Raise your hand if you've brought your teacher bag home for the weekend loaded with papers to grade, and it lived in your car all weekend.
I'm not here to talk about online grading systems vs. paper. This post is about whether you have to do *all the things.*
Leaving your bag in the car all weekend may be your first indication that something needs to give. Your students do a lot of work in the process of learning and not everything needs to be returned to them. Some of it is just practice.
If you feel that you must grade, then follow the suggestions that several veteran teachers I know have provided.
- Select a few responses to check, say 3-5 problems or sentences. Don't give the work a grade, but instead provide feedback, so this becomes a formative assessment of their learning. That's a suggestion from Lisa at A Math Mission along with other tips you might want to read about!
- Sometimes it's nice to use digital products that grade for you and Google and Boom cards are two easy resources to take advantage of!
Lisa has a number of self-checking resources in her math store on TeachersPayTeachers.
So does Mary Jenkins in her store Middle Grades Math with Mary Jenkins.

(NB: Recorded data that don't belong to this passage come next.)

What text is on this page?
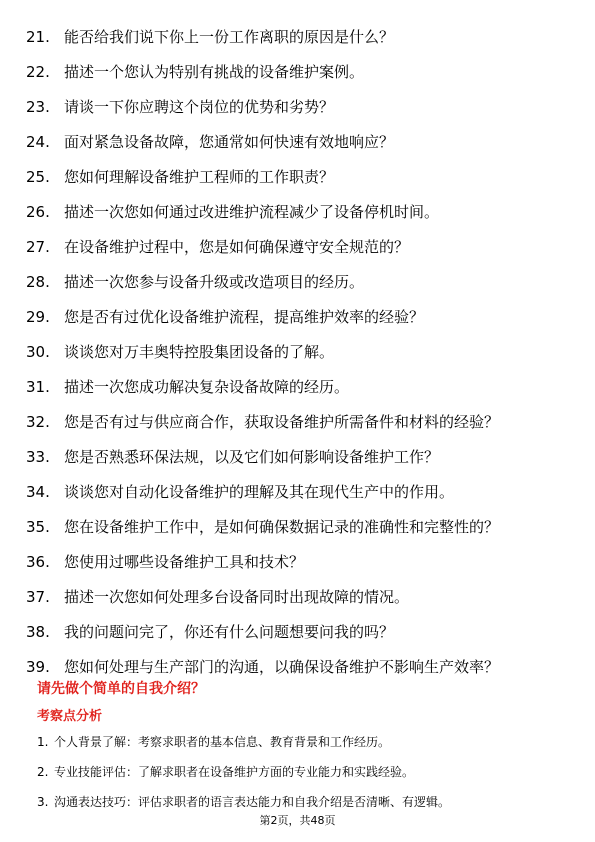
21. 能否给我们说下你上一份工作离职的原因是什么？
22. 描述一个您认为特别有挑战的设备维护案例。
23. 请谈一下你应聘这个岗位的优势和劣势？
24. 面对紧急设备故障，您通常如何快速有效地响应？
25. 您如何理解设备维护工程师的工作职责？
26. 描述一次您如何通过改进维护流程减少了设备停机时间。
27. 在设备维护过程中，您是如何确保遵守安全规范的？
28. 描述一次您参与设备升级或改造项目的经历。
29. 您是否有过优化设备维护流程，提高维护效率的经验？
30. 谈谈您对万丰奥特控股集团设备的了解。
31. 描述一次您成功解决复杂设备故障的经历。
32. 您是否有过与供应商合作，获取设备维护所需备件和材料的经验？
33. 您是否熟悉环保法规，以及它们如何影响设备维护工作？
34. 谈谈您对自动化设备维护的理解及其在现代生产中的作用。
35. 您在设备维护工作中，是如何确保数据记录的准确性和完整性的？
36. 您使用过哪些设备维护工具和技术？
37. 描述一次您如何处理多台设备同时出现故障的情况。
38. 我的问题问完了，你还有什么问题想要问我的吗？
39. 您如何处理与生产部门的沟通，以确保设备维护不影响生产效率？
请先做个简单的自我介绍？
考察点分析
1. 个人背景了解：考察求职者的基本信息、教育背景和工作经历。
2. 专业技能评估：了解求职者在设备维护方面的专业能力和实践经验。
3. 沟通表达技巧：评估求职者的语言表达能力和自我介绍是否清晰、有逻辑。
第2页，共48页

- Do you use Interactive Notebooks with your students? I did. It took students a while to get the cutting and gluing part of it, but once they did, they used them all year long!
Ginny of Polka Dots and Protons has also come up with a grading system for Science notebooks. You can read her suggestions here.
I hope this brief blog post with lots of links has shown you a way to lessen the overwhelm of feeling like you need to grade all the things!